Arresti “preventivi” ieri in Francia, per “evitare qualsiasi rischio di attentati” o di “organizzazione di attentati”, in seguito a Berlino. L’affermazione è del portavoce del governo, Stéphane Le Foll, che non ha pero’ precisato né le circostanze né i dettagli di questi arresti. I controlli alla frontiera con la Germania sono stati rafforzati. La vigilia, il primo ministro Bernard Cazeneuve ha ripetuto che nel 2016 in Francia sono stati sventati 17 attentati. In Francia permane “un alto livello di minaccia”, ha dichiarato François Hollande subito dopo Berlino.

Il paese “è in guerra”, ha sottolineato a varie riprese il presidente. Ieri, in un inedito intervento su un quotidiano (Les Echos), il capo di stato maggiore degli eserciti, Pierre de Villiers, ha chiesto un aumento dei finanziamenti per la Difesa: ora sono pari all’1,77% del pil (32,7 miliardi), ma per l’alto papavero militare dovrebbero salire al 2% già dal 2022 (mentre la Francia ha promesso alla Nato di raggiungere questa percentuale nel 2025), per avere un “budget robusto”. Per de Villiers (che è fratello del leader politico di destra estrema Philippe de Villiers), “il prezzo della pace è lo sforzo di guerra”. Hollande ha risposto che la spesa militare è per il momento adeguata ai compiti. I militari mostrano segni di fatica: da quando è in vigore lo stato d’emergenza, dal giorno dopo gli attentati del 13 novembre 2015, 10mila soldati pattugliano le strade. Il Fronte nazionale non ha perso l’occasione per trasformare la polemica in argomento di campagna elettorale: Marine Le Pen ha affermato ieri che, se sarà eletta presidente, farà costruire una seconda portaerei, oltre alla Charles-de-Gaulle già operativa e in questo periodo presente nel Mediterraneo orientale.

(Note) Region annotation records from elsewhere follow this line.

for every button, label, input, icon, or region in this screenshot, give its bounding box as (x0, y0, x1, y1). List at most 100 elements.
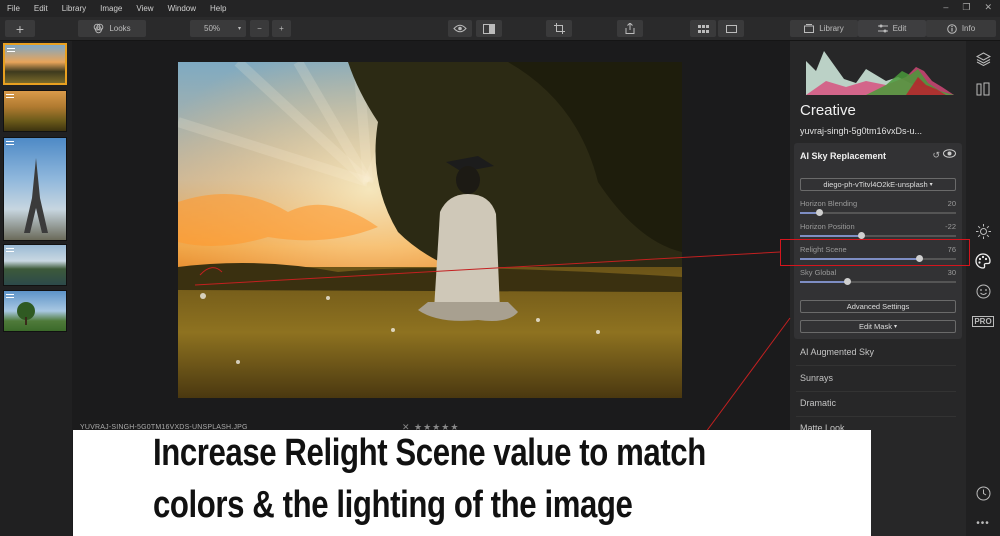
eiffel-tower-shape (24, 158, 48, 233)
instruction-caption: Increase Relight Scene value to match co… (73, 430, 871, 536)
looks-icon (94, 23, 104, 34)
share-icon (625, 23, 635, 34)
pro-label: PRO (972, 315, 994, 327)
sky-selected-value: diego-ph-vTitvl4O2kE-unsplash (823, 180, 928, 189)
menu-edit[interactable]: Edit (27, 4, 55, 13)
thumbnail-graduate[interactable] (3, 43, 67, 85)
filter-sunrays[interactable]: Sunrays (800, 373, 833, 383)
thumbnail-girl-field[interactable] (3, 90, 67, 132)
zoom-in-button[interactable]: + (272, 20, 291, 37)
grid-view-button[interactable] (690, 20, 716, 37)
tab-info-label: Info (961, 24, 976, 33)
filter-dramatic[interactable]: Dramatic (800, 398, 836, 408)
relight-scene-highlight (780, 239, 970, 266)
ai-sky-replacement-title[interactable]: AI Sky Replacement (800, 151, 886, 161)
plus-icon: + (15, 20, 25, 37)
edit-mask-button[interactable]: Edit Mask ▾ (800, 320, 956, 333)
slider-knob[interactable] (843, 278, 851, 285)
toolbar: + Looks 50% ▾ − + Library Edit Info (0, 17, 1000, 41)
divider (796, 391, 956, 392)
single-view-icon (725, 24, 737, 33)
main-photo[interactable] (178, 62, 682, 398)
crop-button[interactable] (546, 20, 572, 37)
menu-view[interactable]: View (129, 4, 160, 13)
more-options-icon[interactable]: ••• (975, 515, 991, 531)
thumbnail-eiffel[interactable] (3, 137, 67, 241)
minus-icon: − (257, 24, 262, 33)
divider (796, 365, 956, 366)
history-clock-icon[interactable] (975, 485, 991, 501)
creative-palette-icon[interactable] (975, 253, 991, 269)
looks-label: Looks (109, 24, 131, 33)
looks-button[interactable]: Looks (78, 20, 146, 37)
menu-image[interactable]: Image (93, 4, 129, 13)
menu-help[interactable]: Help (203, 4, 233, 13)
panel-filename: yuvraj-singh-5g0tm16vxDs-u... (800, 126, 923, 136)
edit-mask-label: Edit Mask (859, 322, 892, 331)
tab-info[interactable]: Info (926, 20, 996, 37)
caption-line-2: colors & the lighting of the image (153, 484, 633, 526)
filter-ai-augmented-sky[interactable]: AI Augmented Sky (800, 347, 874, 357)
preview-button[interactable] (448, 20, 472, 37)
slider-value: -22 (945, 222, 956, 231)
library-icon (804, 24, 815, 33)
chevron-down-icon: ▾ (929, 182, 933, 188)
slider-label: Sky Global (800, 268, 837, 277)
slider-track[interactable] (800, 278, 956, 285)
filmstrip (0, 41, 72, 536)
slider-sky-global[interactable]: Sky Global 30 (800, 268, 956, 290)
slider-horizon-blending[interactable]: Horizon Blending 20 (800, 199, 956, 221)
layers-icon[interactable] (975, 51, 991, 67)
restore-icon[interactable]: ❐ (962, 2, 970, 13)
info-icon (947, 23, 957, 34)
crop-icon (553, 23, 565, 34)
export-button[interactable] (617, 20, 643, 37)
divider (796, 416, 956, 417)
menu-file[interactable]: File (0, 4, 27, 13)
compare-icon (483, 23, 495, 34)
slider-fill (800, 235, 861, 237)
menu-bar: File Edit Library Image View Window Help… (0, 0, 1000, 17)
zoom-out-button[interactable]: − (250, 20, 269, 37)
chevron-down-icon: ▾ (893, 324, 897, 330)
thumbnail-lake[interactable] (3, 244, 67, 286)
photo-render (178, 62, 682, 398)
tab-library[interactable]: Library (790, 20, 858, 37)
canvas-tools-icon[interactable] (975, 81, 991, 97)
panel-title: Creative (800, 102, 856, 119)
sky-select[interactable]: diego-ph-vTitvl4O2kE-unsplash ▾ (800, 178, 956, 191)
tab-edit[interactable]: Edit (858, 20, 926, 37)
close-icon[interactable]: ✕ (984, 2, 992, 13)
compare-button[interactable] (476, 20, 502, 37)
histogram (806, 51, 954, 95)
pro-tools-icon[interactable]: PRO (972, 313, 994, 329)
slider-fill (800, 281, 847, 283)
advanced-settings-button[interactable]: Advanced Settings (800, 300, 956, 313)
slider-knob[interactable] (815, 209, 823, 216)
slider-label: Horizon Position (800, 222, 855, 231)
adjusted-icon (6, 248, 14, 252)
visibility-toggle-icon[interactable] (943, 149, 956, 158)
menu-library[interactable]: Library (55, 4, 93, 13)
slider-value: 30 (947, 268, 956, 277)
adjusted-icon (6, 94, 14, 98)
sliders-icon (877, 24, 888, 33)
slider-knob[interactable] (857, 232, 865, 239)
grid-icon (697, 24, 709, 33)
single-view-button[interactable] (718, 20, 744, 37)
slider-track[interactable] (800, 232, 956, 239)
plus-icon: + (279, 24, 284, 33)
zoom-value: 50% (204, 24, 221, 33)
portrait-face-icon[interactable] (975, 283, 991, 299)
essentials-sun-icon[interactable] (975, 223, 991, 239)
tab-edit-label: Edit (892, 24, 907, 33)
reset-icon[interactable]: ↺ (932, 150, 940, 161)
zoom-select[interactable]: 50% ▾ (190, 20, 246, 37)
tab-library-label: Library (819, 24, 844, 33)
minimize-icon[interactable]: – (943, 2, 948, 13)
add-photos-button[interactable]: + (5, 20, 35, 37)
slider-track[interactable] (800, 209, 956, 216)
adjusted-icon (7, 48, 15, 52)
menu-window[interactable]: Window (161, 4, 203, 13)
thumbnail-tree[interactable] (3, 290, 67, 332)
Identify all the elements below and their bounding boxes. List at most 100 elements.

Tutti i temi della sicurezza si trasformano in argomenti elettorali, a quattro mesi dalle presidenziali. Il governo è con le spalle al muro, pressato dagli attacchi della destra e dall’ondata di manifestazioni di poliziotti nell’ultimo mese. Dopo aver dotato la Brigata anticrimine di fucili d’assalto, ieri in Consiglio dei ministri è stata presentata una modifica delle regole che governano l’uso delle armi da parte della polizia nazionale, equiparandole a quelle più ampie della Gendarmerie. E’ una vecchia richiesta dei sindacati di poliziotti, che come i gendarmi potranno rispondere con l’uso di armi da fuoco non solo più nei casi estremi di legittima difesa, ma anche di fronte a una “minaccia” o a tentativi di fuga. “Diritto di uccidere” per gli oppositori, il governo si difende affermando che resta il principio dell’”assoluta necessità” per giustificare l’uso di armi da fuoco e quello della “stretta proporzionalità” della reazione (del resto sono principi imposti dalla Convenzione europea dei diritti dell’uomo).